The specialty of the house at 3 and 4 Winter Place, on the fringe of the city's Combat Zone, is mystique. Established in 1875, the downstairs men's bar at Locke-Ober remains the definitive smoke-filled room, a place where deals are struck and expense accounts are expended.
It almost goes without saying that this venerable institution has ancient and enduring ties to another organization with tradition on the brain--Harvard.
When the Crimson falls to Yale's Bulldogs, the restaurant's portrait of a naked "Madame Yvonne" is draped in black as if to hide her shame from the guests.

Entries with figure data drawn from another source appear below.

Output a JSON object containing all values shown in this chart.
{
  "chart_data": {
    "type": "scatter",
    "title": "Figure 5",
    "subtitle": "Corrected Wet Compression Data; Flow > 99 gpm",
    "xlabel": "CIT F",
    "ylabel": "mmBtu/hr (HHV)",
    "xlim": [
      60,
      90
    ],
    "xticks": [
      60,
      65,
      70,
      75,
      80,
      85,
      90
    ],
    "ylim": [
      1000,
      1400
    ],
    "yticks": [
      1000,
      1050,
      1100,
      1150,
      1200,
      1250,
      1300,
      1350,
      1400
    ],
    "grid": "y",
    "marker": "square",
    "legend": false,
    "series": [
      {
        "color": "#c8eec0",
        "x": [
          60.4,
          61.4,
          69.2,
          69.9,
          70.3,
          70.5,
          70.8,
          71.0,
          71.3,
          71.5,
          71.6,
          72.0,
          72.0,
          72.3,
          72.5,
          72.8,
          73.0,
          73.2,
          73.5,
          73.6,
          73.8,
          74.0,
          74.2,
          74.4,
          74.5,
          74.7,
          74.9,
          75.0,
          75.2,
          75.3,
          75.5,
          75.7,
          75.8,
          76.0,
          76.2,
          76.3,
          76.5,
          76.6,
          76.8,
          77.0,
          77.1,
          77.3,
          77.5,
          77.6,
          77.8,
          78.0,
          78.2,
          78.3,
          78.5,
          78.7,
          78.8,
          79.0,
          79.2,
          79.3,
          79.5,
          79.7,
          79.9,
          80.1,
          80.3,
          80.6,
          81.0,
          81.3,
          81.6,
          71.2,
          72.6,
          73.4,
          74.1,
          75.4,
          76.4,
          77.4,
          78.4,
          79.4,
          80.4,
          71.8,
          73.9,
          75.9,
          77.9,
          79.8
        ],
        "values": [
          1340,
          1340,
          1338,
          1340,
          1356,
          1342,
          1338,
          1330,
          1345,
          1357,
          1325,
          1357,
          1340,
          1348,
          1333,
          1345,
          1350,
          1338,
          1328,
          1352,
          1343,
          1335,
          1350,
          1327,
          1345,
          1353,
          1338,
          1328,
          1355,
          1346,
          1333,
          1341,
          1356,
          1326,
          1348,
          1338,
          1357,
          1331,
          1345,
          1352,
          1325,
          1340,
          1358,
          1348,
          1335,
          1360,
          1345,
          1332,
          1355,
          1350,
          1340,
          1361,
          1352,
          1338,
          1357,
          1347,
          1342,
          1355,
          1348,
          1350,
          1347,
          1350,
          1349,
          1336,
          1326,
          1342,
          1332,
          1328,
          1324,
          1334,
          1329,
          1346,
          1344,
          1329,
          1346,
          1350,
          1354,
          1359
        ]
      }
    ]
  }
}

Perhaps partly because of Madame Yvonne's allure, Locke-Ober remains a favorite haunt for pseudo-sophisticates caught in a time warp between prehistoric and modern Boston, between the 18th century void and the glittering array of gastronomical alternatives now twinkling throughout the city.
And Locke-Ober remains a seductive trap for well-intentioned parents visiting from out of town, eager to entertain their malnourished college students. When uninitiated Mom and Dad from Weehauken decide to splurge on An Evening at Locke-Ober, cold, cruel reality intrudes on myth, and expectations are bound to be disappointed.
The first dashed expectation is that dining at Locke-Ober is an elegant experience. Both the service and the setting are less than refined and hardly rarified. Locke-Ober's several dining rooms run the gamut from gaudy to inhospitable, and despite the restaurants alleged character, ambience is an elusive commodity.
In the downstairs men's bar, tables are decoratively adorned with baskets of crackers--the kind that come with airline food, wrapped in cellophane. An incessant din reverberates off the uncarpeted floor and the exposed plumbing, making intimate conversation an ambitious undertaking. The waiters, who are at times inattentive, seem to seem to give newcomers the short end of a double standard.
The second dashed expectation, which probably defied reason to begin with, is that Locke-Ober's food somehow will be worth the money. The extensive menu of continental dishes makes no claims to creativity, but the prices make false pretentions of excellence.
On a recent visit, a $22.50 slice of red, utensil-repellent beef purported to be a medium well-done filet mignon. A paltry serving of sickly-looking lamb chops masqueraded as a rack of lamb (quote pretentious name from menu). A selection of fish dishes were uniformly dry and disappointing. A side order of hollandaise sauce could have come from your grocer's freezer. A self-professed lobster bisque was decidedly lean on the lobster.
"The proof is in the pudding," a wise man once said, but even the Indian Pudding paled next to mom's. And the list of grievances goes on.
The restaurant's one unimpeachable dish was its rich and famous concoction, Lobster Savannah, which exceeded all expectations for a mere $39.50.
Any and all of the aforementioned shortcomings might be overlooked at Valle's, but they are brazen insults at Locke-Ober, where $20 entrees (with vegetables a la carte), $10 appetizers, and $4 desserts are standard fare. The presumptuous price-tags only spoil the appetite and increase the probability of indigestion.
For the Locke-Ober diner, money is no option, loyalists might proffer.
For the discriminating diner, money will remain an option as long as Locke-Ober continues to regard quality as optional.